Today might be a great day. The sun isn’t too bright, my hair hasn’t frizzed from the stubborn wind, and I got a A- on my Chem test. Of course there’s the fact that, Ben Wong is destined to die today on McGovern Street, in front of the houses with all the rose bushes. His name screamed through my skull during biology. It took everything I had to hold a smile, especially when I passed him at school.
I brush black strands out of my eyes with shaking hands as I peek out from behind an enormous eucalyptus tree along the footpath. Ben is a few houses ahead, strolling home as if nothing matters. Sort of like the voices and visions, clawing around in my head, screaming the names of people who only have a few hours to live. This time, I’m going to stop it and save Ben. There has to be a way. There must be a reason why I see them, what else could it be?
The stink from the overflowing garbage along the curb swooshes past on the afternoon wind, and I almost gag. The way Ben is scratching his butt makes me think he has fleas.
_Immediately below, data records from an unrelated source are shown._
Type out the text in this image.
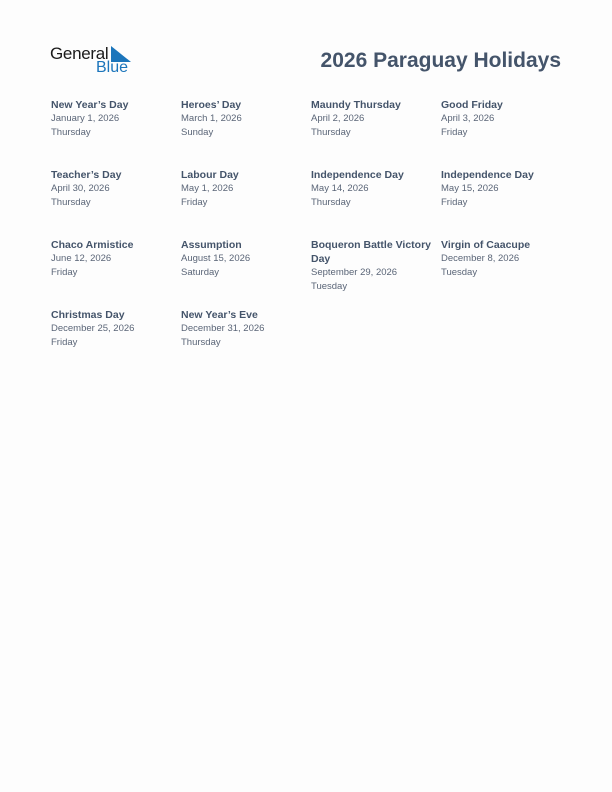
General
Blue	2026 Paraguay Holidays
New Year’s Day
January 1, 2026
Thursday
Heroes’ Day
March 1, 2026
Sunday
Maundy Thursday
April 2, 2026
Thursday
Good Friday
April 3, 2026
Friday
Teacher’s Day
April 30, 2026
Thursday
Labour Day
May 1, 2026
Friday
Independence Day
May 14, 2026
Thursday
Independence Day
May 15, 2026
Friday
Chaco Armistice
June 12, 2026
Friday
Assumption
August 15, 2026
Saturday
Boqueron Battle Victory Day
September 29, 2026
Tuesday
Virgin of Caacupe
December 8, 2026
Tuesday
Christmas Day
December 25, 2026
Friday
New Year’s Eve
December 31, 2026
Thursday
Another reason I shouldn’t sit next to him in ancient history. What a slob. It’s easy to follow his trail; empty bags of chips, two candy wrappers, two apple cores and a mashed soda can, and still he’s beyond skinny. This metabolism thing is so unfair.
Only a block away from where it happens, and the image jumps into my head just as it did back in class. Its intensity as jolting as when it forced me, shirking, out of my seat, right in the middle of Mr. Colby’s pop quiz. There’s another mark in Mr. Colby’s notebook. I wanted to explain, but how could I, and just like now, my throat felt as if it was locked up.
I move out from behind the tree, passing the brick houses, an elderly woman with handfuls of shopping bags, and a ginger cat sun baking on someone’s front lawn. My fists dig into the pockets of my skirt as I stroll, trying my best to look casual. My brain is screaming at me to run up to Ben and drag him in the opposite direction. A perfect way to confirm that I am some kind of weirdo.
Chattering voices from behind catch my attention. I glance back to see Sari and her pack of she-hyenas approaching. My stomach clenches. Oh great, just what I need, some taunting and insults from her majesty.
I call out, “Hey, Ben, wait up.”
He looks back, wiping his mouth with a sleeve. “Leev? Don’t you live on Cross Street?”
I sprint up beside him. At the age of eleven he had followed me home, then asked me out on a date to a burger joint, which I declined, but that was years ago. Now at seventeen, he still remembers where I live.